From the July-August 2020 issue of News & Letters
by Gerry Emmett
The great Tunisian-Jewish French writer Albert Memmi passed away May 20. He was 99 years old. Memmi’s complex identity registered the tensions of his century. He described his situation as, “Native of a colonial country, a Jew in an anti-Semitic universe, an African in a world dominated by Europe,” and he expressed this beginning with his early autobiographical novel The Pillar of Salt (1953) and his editorship of the newspaper Afrique Action.
Influenced by Jean-Paul Sartre’s writings, Memmi’s The Colonizer and the Colonized (1957) remains an influence. It stands alongside classic works like Aimé Césaire’s Discourse on Colonialism (1955) and Frantz Fanon’s Black Skin, White Masks (1952) and The Wretched of the Earth (1961).
HUMANISM FROM THE ASHES
In attempting to recreate a humanism from under the experiences of colonialism, Nazism, and Stalinism, a new universal not separated from the particularity of Black, Jewish, or Arab identity, these writer-activists created a body of revolutionary literature that continues to speak to our time.

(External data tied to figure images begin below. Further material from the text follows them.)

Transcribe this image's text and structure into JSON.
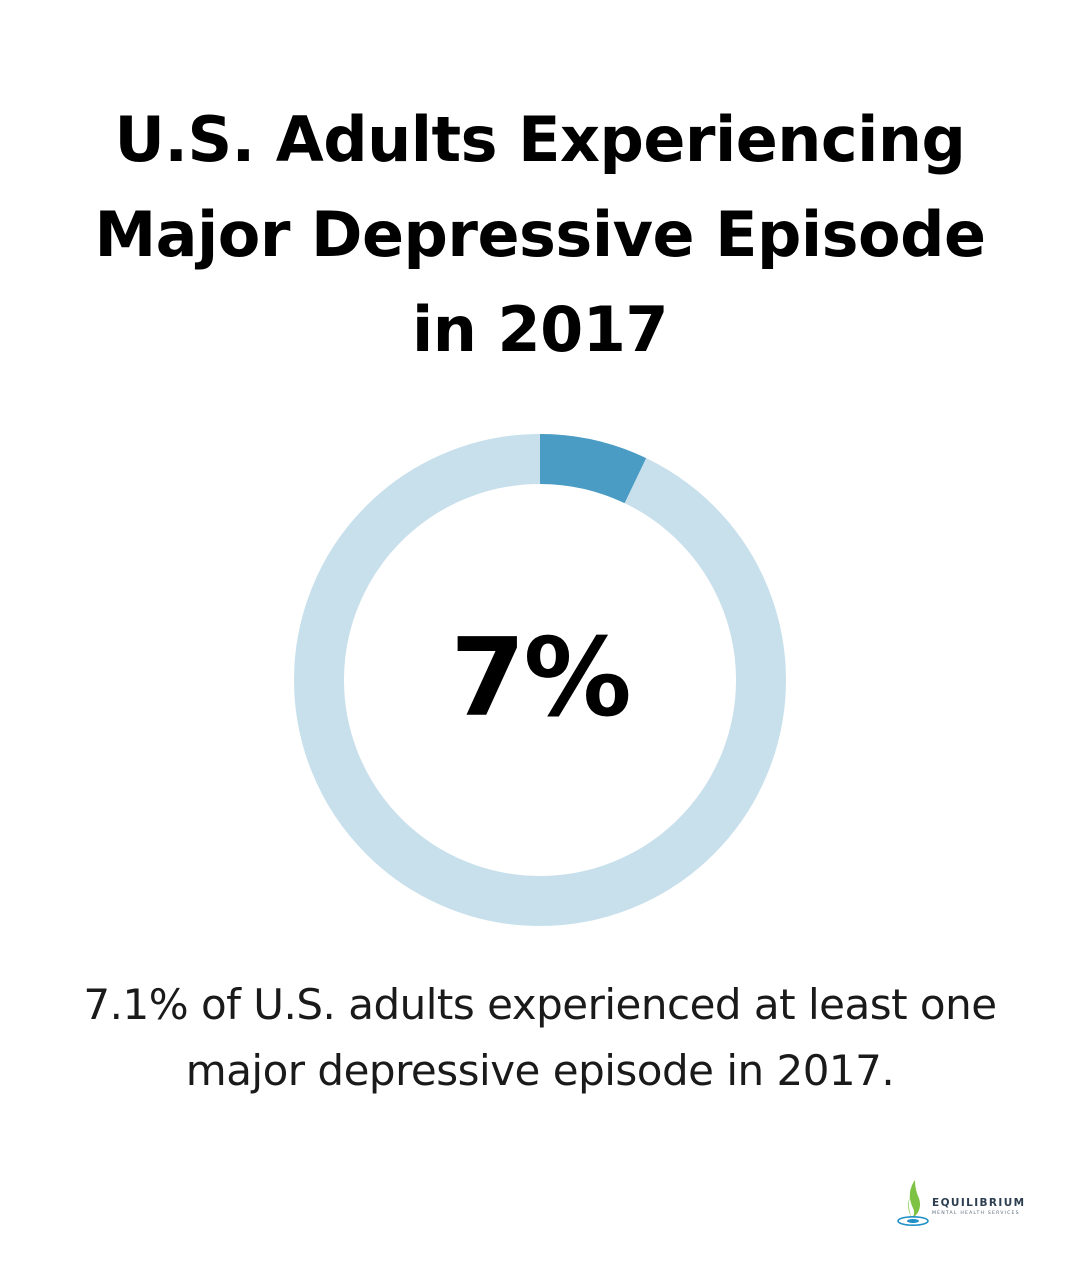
{
  "title_lines": [
    "U.S. Adults Experiencing",
    "Major Depressive Episode",
    "in 2017"
  ],
  "chart_data": {
    "type": "pie",
    "variant": "donut",
    "value_percent": 7.1,
    "center_label": "7%",
    "colors": {
      "highlight": "#4a9cc4",
      "remainder": "#c8e0ec"
    }
  },
  "caption_lines": [
    "7.1% of U.S. adults experienced at least one",
    "major depressive episode in 2017."
  ],
  "logo": {
    "name": "EQUILIBRIUM",
    "tagline": "MENTAL HEALTH SERVICES",
    "icon": "leaf-drop-icon",
    "colors": {
      "leaf": "#7dc242",
      "water": "#1f8fc8",
      "text": "#2c3e50"
    }
  }
}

This is also a historic moment that remains unfinished—the questions they raised haunt Africa, the Middle East, and Latin America as well as the Balkans, Xinjiang, Soledad and Minneapolis.
Memmi’s own humanism struggled with the post-colonial situation and the Palestinian/Israeli conflict, from Portrait of a Jew (1962) to his stoicism-tempered late work like Decolonization and the Decolonized (2004). He left no easy road map. His thought will live on.